The Office also evaluated whether MassHealth could utilize existing resources to identify noncustodial parents who have commercial health insurance that could cover their dependent children and/or the custodial parent.  Finally, the Office reviewed MassHealth’s response to the Office’s 2013 recommendations; this included monitoring MassHealth’s pilot project with DOR/CSE, described above.

The Office found:

  1. MassHealth paid $1.5 million in claims and other health care costs on behalf of the 500 households sampled that a noncustodial parent’s health insurance policy should have covered during hospital fiscal year 2011;[3] 
  2. Extrapolating from those actual claims to all cases in which a recipient reported that a health insurance order exists, MassHealth could potentially be spending as much as $17.5 million annually for health care that a noncustodial parent’s health insurance plan should have covered.  This figure could be even greater if MassHealth pursues health insurance orders for appropriate cases where no order is currently in place; and
  3. MassHealth has access to commercial health insurance information that it could use to identify noncustodial parents who have, or who have access to, employer-sponsored health insurance. 

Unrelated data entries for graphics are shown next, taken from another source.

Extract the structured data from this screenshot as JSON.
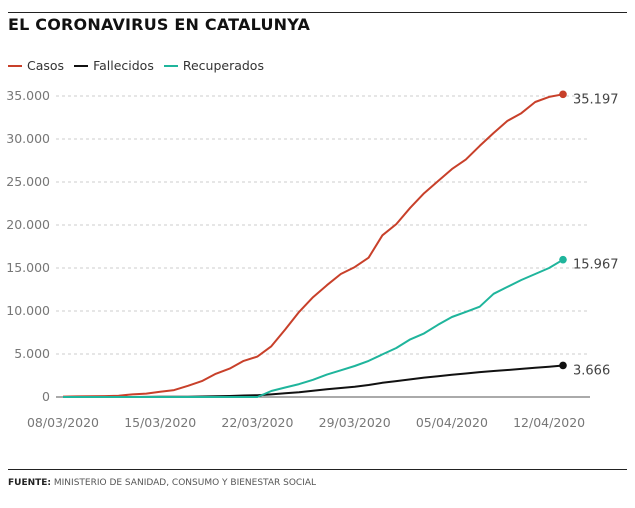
{
  "title": "EL CORONAVIRUS EN CATALUNYA",
  "source_label": "FUENTE:",
  "source_text": " MINISTERIO DE SANIDAD, CONSUMO Y BIENESTAR SOCIAL",
  "colors": {
    "casos": "#c8402a",
    "fallecidos": "#111111",
    "recuperados": "#1fb59c",
    "grid": "#cccccc",
    "axis_text": "#777777"
  },
  "chart_data": {
    "type": "line",
    "title": "EL CORONAVIRUS EN CATALUNYA",
    "x_ticks": [
      "08/03/2020",
      "15/03/2020",
      "22/03/2020",
      "29/03/2020",
      "05/04/2020",
      "12/04/2020"
    ],
    "y_ticks": [
      "0",
      "5.000",
      "10.000",
      "15.000",
      "20.000",
      "25.000",
      "30.000",
      "35.000"
    ],
    "ylim": [
      0,
      35000
    ],
    "legend_position": "top-left",
    "grid": "horizontal dashed",
    "x": [
      "08/03/2020",
      "09/03/2020",
      "10/03/2020",
      "11/03/2020",
      "12/03/2020",
      "13/03/2020",
      "14/03/2020",
      "15/03/2020",
      "16/03/2020",
      "17/03/2020",
      "18/03/2020",
      "19/03/2020",
      "20/03/2020",
      "21/03/2020",
      "22/03/2020",
      "23/03/2020",
      "24/03/2020",
      "25/03/2020",
      "26/03/2020",
      "27/03/2020",
      "28/03/2020",
      "29/03/2020",
      "30/03/2020",
      "31/03/2020",
      "01/04/2020",
      "02/04/2020",
      "03/04/2020",
      "04/04/2020",
      "05/04/2020",
      "06/04/2020",
      "07/04/2020",
      "08/04/2020",
      "09/04/2020",
      "10/04/2020",
      "11/04/2020",
      "12/04/2020",
      "13/04/2020"
    ],
    "series": [
      {
        "name": "Casos",
        "key": "casos",
        "end_label": "35.197",
        "values": [
          50,
          70,
          80,
          100,
          150,
          300,
          400,
          600,
          800,
          1300,
          1850,
          2700,
          3300,
          4200,
          4700,
          5900,
          7850,
          9900,
          11600,
          13000,
          14300,
          15100,
          16200,
          18800,
          20100,
          22000,
          23700,
          25100,
          26500,
          27600,
          29200,
          30700,
          32100,
          33000,
          34300,
          34900,
          35197
        ]
      },
      {
        "name": "Fallecidos",
        "key": "fallecidos",
        "end_label": "3.666",
        "values": [
          0,
          0,
          0,
          0,
          0,
          5,
          10,
          20,
          25,
          40,
          60,
          90,
          120,
          170,
          210,
          300,
          430,
          550,
          720,
          900,
          1050,
          1200,
          1400,
          1650,
          1850,
          2050,
          2250,
          2420,
          2580,
          2730,
          2890,
          3020,
          3140,
          3270,
          3400,
          3520,
          3666
        ]
      },
      {
        "name": "Recuperados",
        "key": "recuperados",
        "end_label": "15.967",
        "values": [
          0,
          0,
          0,
          0,
          0,
          0,
          0,
          0,
          0,
          0,
          0,
          0,
          0,
          0,
          0,
          700,
          1100,
          1500,
          2000,
          2600,
          3100,
          3600,
          4200,
          4950,
          5700,
          6700,
          7400,
          8400,
          9300,
          9900,
          10500,
          12000,
          12800,
          13600,
          14300,
          15000,
          15967
        ]
      }
    ]
  }
}
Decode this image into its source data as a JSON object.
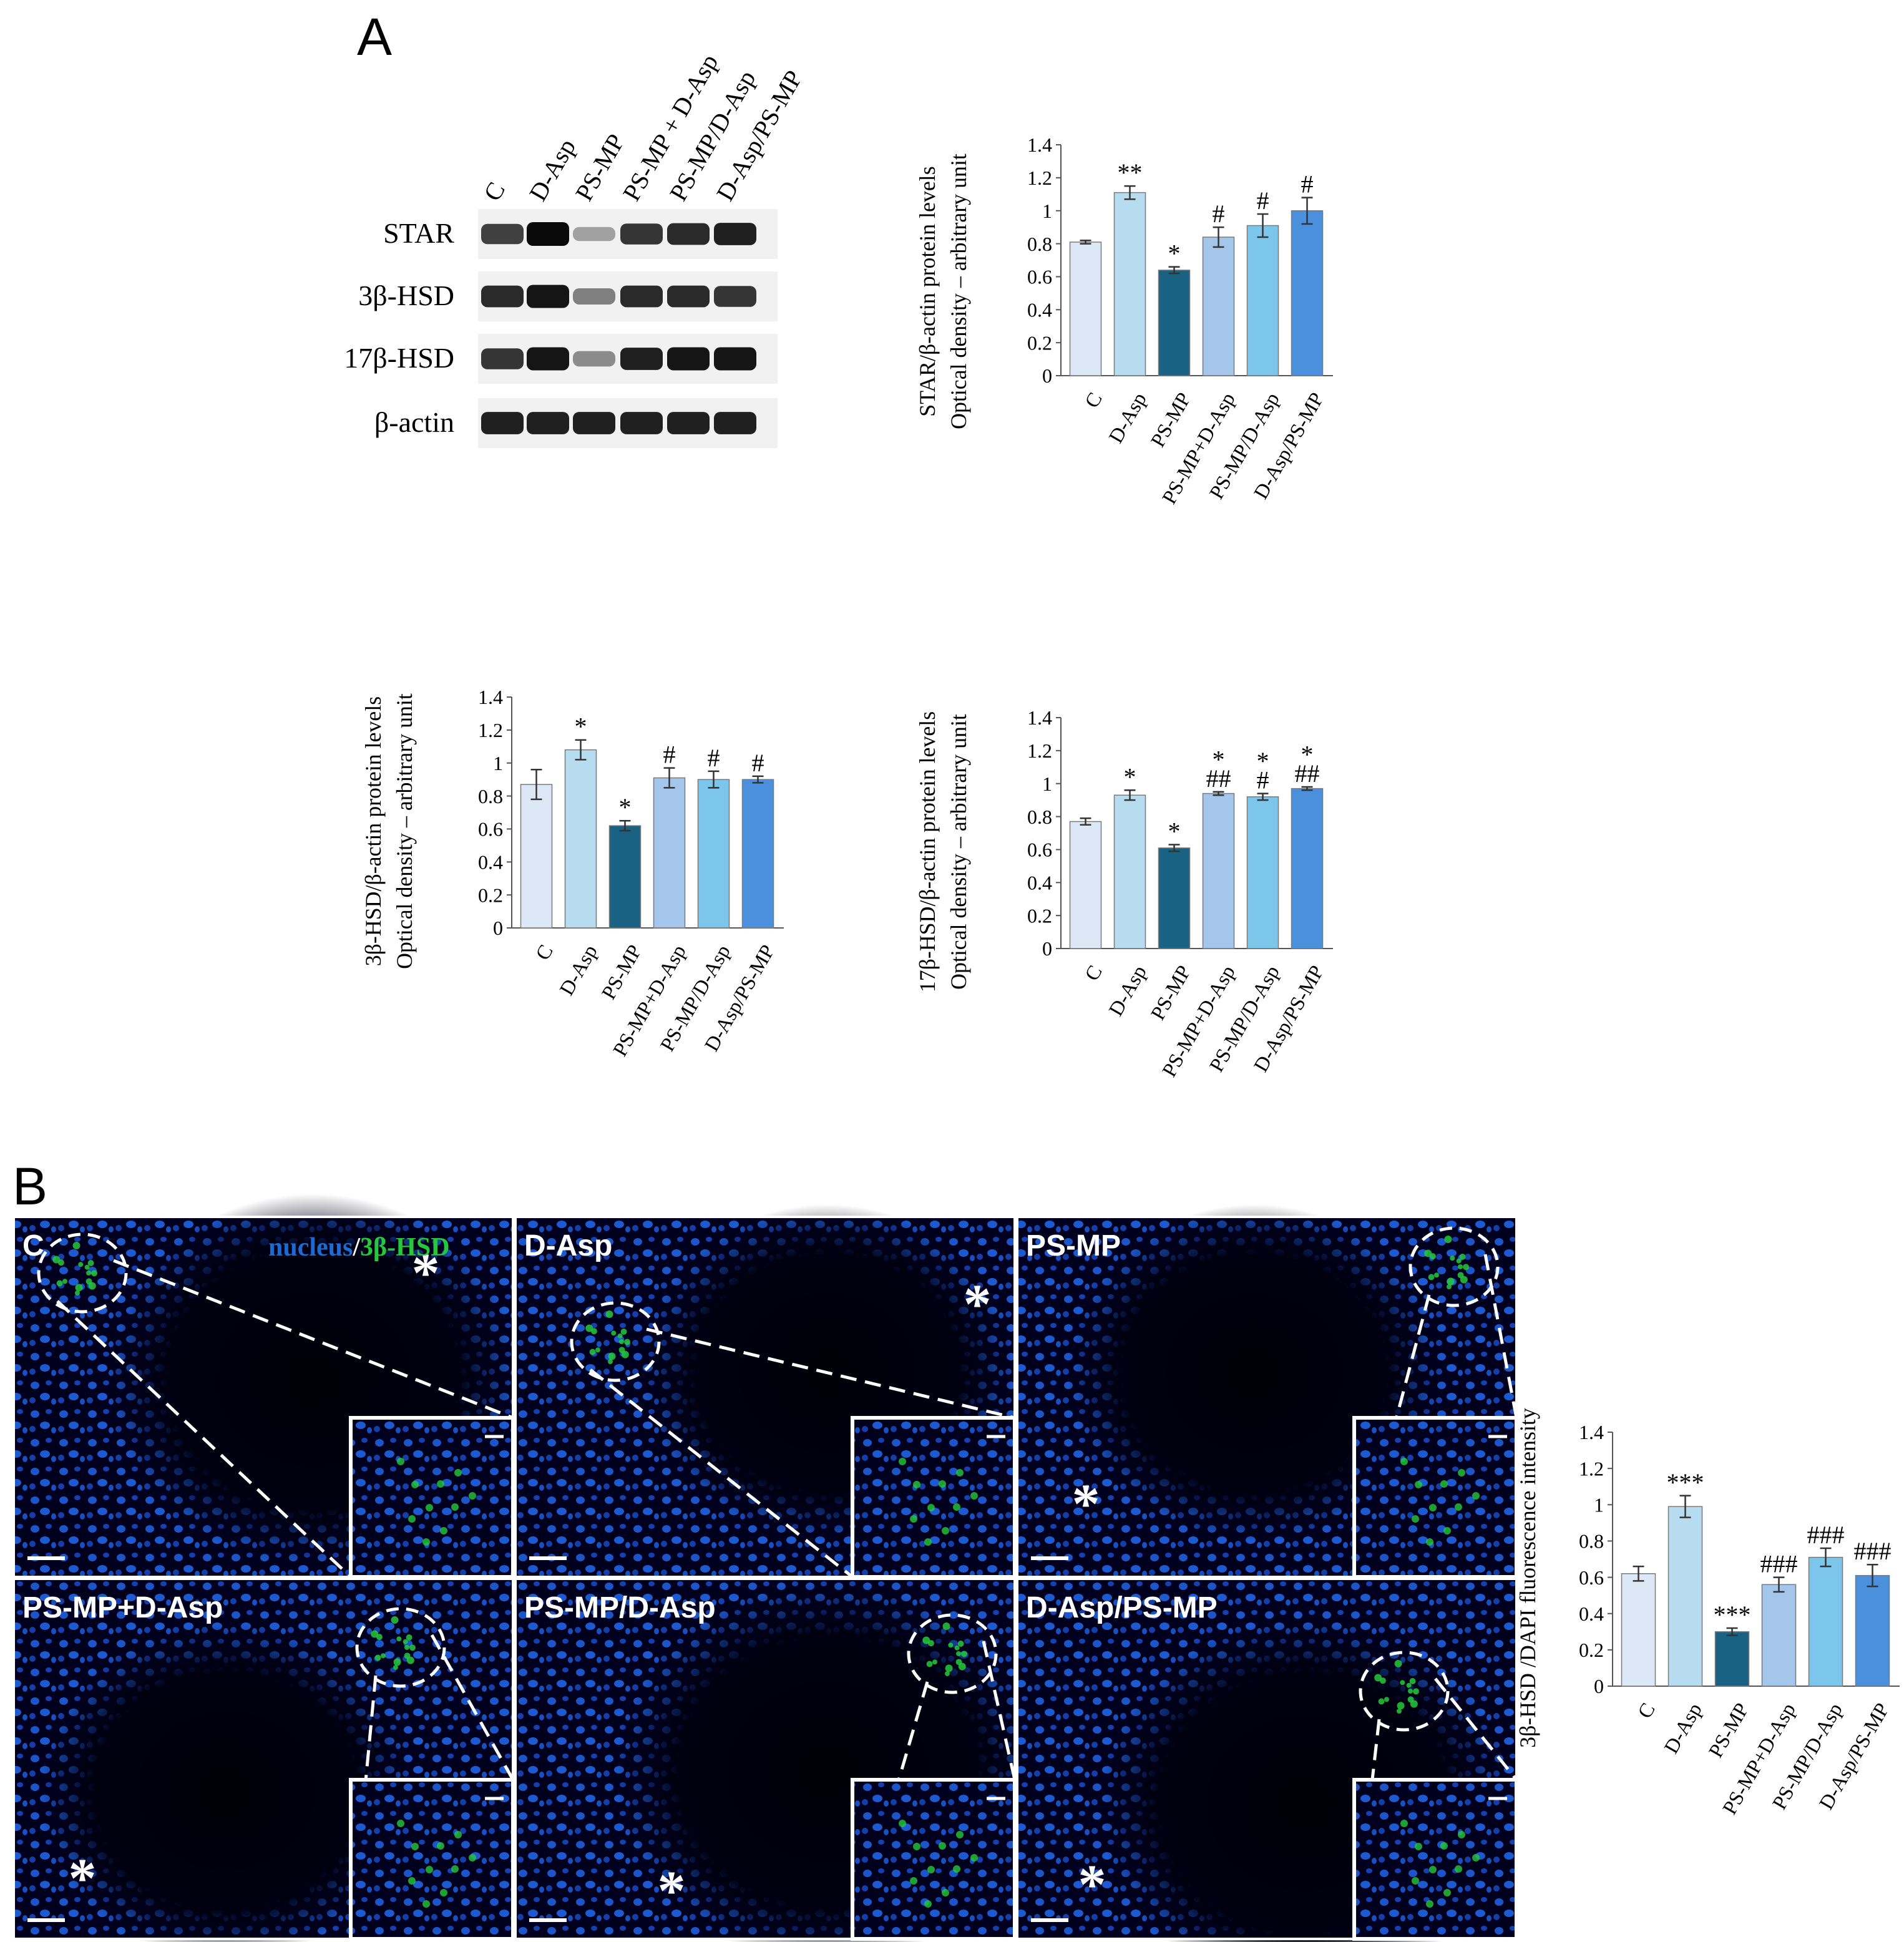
{
  "panel_a_label": "A",
  "panel_b_label": "B",
  "western_blot": {
    "lane_labels": [
      "C",
      "D-Asp",
      "PS-MP",
      "PS-MP + D-Asp",
      "PS-MP/D-Asp",
      "D-Asp/PS-MP"
    ],
    "row_labels": [
      "STAR",
      "3β-HSD",
      "17β-HSD",
      "β-actin"
    ],
    "band_intensity": [
      [
        0.75,
        1.0,
        0.3,
        0.8,
        0.85,
        0.9
      ],
      [
        0.85,
        0.95,
        0.45,
        0.85,
        0.85,
        0.8
      ],
      [
        0.8,
        0.95,
        0.4,
        0.9,
        0.95,
        0.95
      ],
      [
        0.9,
        0.9,
        0.9,
        0.9,
        0.9,
        0.9
      ]
    ]
  },
  "micrographs": {
    "legend_nucleus": "nucleus",
    "legend_sep": "/",
    "legend_hsd": "3β-HSD",
    "asterisk": "*",
    "panels": [
      {
        "label": "C"
      },
      {
        "label": "D-Asp"
      },
      {
        "label": "PS-MP"
      },
      {
        "label": "PS-MP+D-Asp"
      },
      {
        "label": "PS-MP/D-Asp"
      },
      {
        "label": "D-Asp/PS-MP"
      }
    ]
  },
  "colors": {
    "C": "#dde8f6",
    "D-Asp": "#b8dcef",
    "PS-MP": "#1a6284",
    "PS-MP+D-Asp": "#a4c6ea",
    "PS-MP/D-Asp": "#7cc6ec",
    "D-Asp/PS-MP": "#4a90dc",
    "nucleus": "#1b6ad6",
    "hsd": "#27c83a"
  },
  "chart_data": [
    {
      "type": "bar",
      "ylabel_line1": "STAR/β-actin protein levels",
      "ylabel_line2": "Optical density – arbitrary unit",
      "categories": [
        "C",
        "D-Asp",
        "PS-MP",
        "PS-MP+D-Asp",
        "PS-MP/D-Asp",
        "D-Asp/PS-MP"
      ],
      "values": [
        0.81,
        1.11,
        0.64,
        0.84,
        0.91,
        1.0
      ],
      "errors": [
        0.01,
        0.04,
        0.02,
        0.06,
        0.07,
        0.08
      ],
      "annotations": [
        [],
        [
          "**"
        ],
        [
          "*"
        ],
        [
          "#"
        ],
        [
          "#"
        ],
        [
          "#"
        ]
      ],
      "ylim": [
        0,
        1.4
      ],
      "ticks": [
        "0",
        "0.2",
        "0.4",
        "0.6",
        "0.8",
        "1",
        "1.2",
        "1.4"
      ]
    },
    {
      "type": "bar",
      "ylabel_line1": "3β-HSD/β-actin protein levels",
      "ylabel_line2": "Optical density – arbitrary unit",
      "categories": [
        "C",
        "D-Asp",
        "PS-MP",
        "PS-MP+D-Asp",
        "PS-MP/D-Asp",
        "D-Asp/PS-MP"
      ],
      "values": [
        0.87,
        1.08,
        0.62,
        0.91,
        0.9,
        0.9
      ],
      "errors": [
        0.09,
        0.06,
        0.03,
        0.06,
        0.05,
        0.02
      ],
      "annotations": [
        [],
        [
          "*"
        ],
        [
          "*"
        ],
        [
          "#"
        ],
        [
          "#"
        ],
        [
          "#"
        ]
      ],
      "ylim": [
        0,
        1.4
      ],
      "ticks": [
        "0",
        "0.2",
        "0.4",
        "0.6",
        "0.8",
        "1",
        "1.2",
        "1.4"
      ]
    },
    {
      "type": "bar",
      "ylabel_line1": "17β-HSD/β-actin protein levels",
      "ylabel_line2": "Optical density – arbitrary unit",
      "categories": [
        "C",
        "D-Asp",
        "PS-MP",
        "PS-MP+D-Asp",
        "PS-MP/D-Asp",
        "D-Asp/PS-MP"
      ],
      "values": [
        0.77,
        0.93,
        0.61,
        0.94,
        0.92,
        0.97
      ],
      "errors": [
        0.02,
        0.03,
        0.02,
        0.01,
        0.02,
        0.01
      ],
      "annotations": [
        [],
        [
          "*"
        ],
        [
          "*"
        ],
        [
          "##",
          "*"
        ],
        [
          "#",
          "*"
        ],
        [
          "##",
          "*"
        ]
      ],
      "ylim": [
        0,
        1.4
      ],
      "ticks": [
        "0",
        "0.2",
        "0.4",
        "0.6",
        "0.8",
        "1",
        "1.2",
        "1.4"
      ]
    },
    {
      "type": "bar",
      "ylabel_line1": "3β-HSD /DAPI fluorescence intensity",
      "ylabel_line2": "",
      "categories": [
        "C",
        "D-Asp",
        "PS-MP",
        "PS-MP+D-Asp",
        "PS-MP/D-Asp",
        "D-Asp/PS-MP"
      ],
      "values": [
        0.62,
        0.99,
        0.3,
        0.56,
        0.71,
        0.61
      ],
      "errors": [
        0.04,
        0.06,
        0.02,
        0.04,
        0.05,
        0.06
      ],
      "annotations": [
        [],
        [
          "***"
        ],
        [
          "***"
        ],
        [
          "###"
        ],
        [
          "###"
        ],
        [
          "###"
        ]
      ],
      "ylim": [
        0,
        1.4
      ],
      "ticks": [
        "0",
        "0.2",
        "0.4",
        "0.6",
        "0.8",
        "1",
        "1.2",
        "1.4"
      ]
    }
  ]
}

Based on these findings, the Office makes the following recommendations:

  1. MassHealth should amend its Medicaid application to require identifying information, including Social Security numbers, for custodial and noncustodial parents for all the children included in the application;
  2. MassHealth should use its current data verification and matching processes to independently verify applicants’ answers to questions about noncustodial parents;
  3. MassHealth should use the vendor it currently uses for Medicaid eligibility determinations to identify noncustodial parents with (or with access to) employer-sponsored insurance;
  4. MassHealth and DOR/CSE should formalize the process for MassHealth referrals to DOR/CSE, which can then initiate proceedings against noncustodial parents to obtain health insurance coverage for the dependent child and/or custodial parent;
  5. MassHealth should continue the process of simplifying and clarifying the Medicaid application form; and
  6. The Legislature should consider funding a data-match system that would allow MassHealth and DOR/CSE to easily identify when a court orders a noncustodial parent to provide health insurance to a custodial parent and/or dependent children.

The Office does not suggest that any current recipients are ineligible for Medicaid.  Even when a recipient is added to a noncustodial parent’s health insurance, it is likely that the recipient would maintain Medicaid as a secondary insurance.  The recommendations above, however, could make a positive financial impact on MassHealth and would help ensure that Medicaid is the payor of last resort.


[1] The Office appreciates the assistance of the County Registrars of Probate and their staffs, as well as the staff of the Administrative Office of the Probate and Family Court, in identifying cases and locating court records.
[2] The Office appreciates the Auditor’s assistance in assembling and providing this information, which was essential to the Office’s claims analysis.
[3] Hospital fiscal year 2011 ran from October 1, 2010 to September 30, 2011.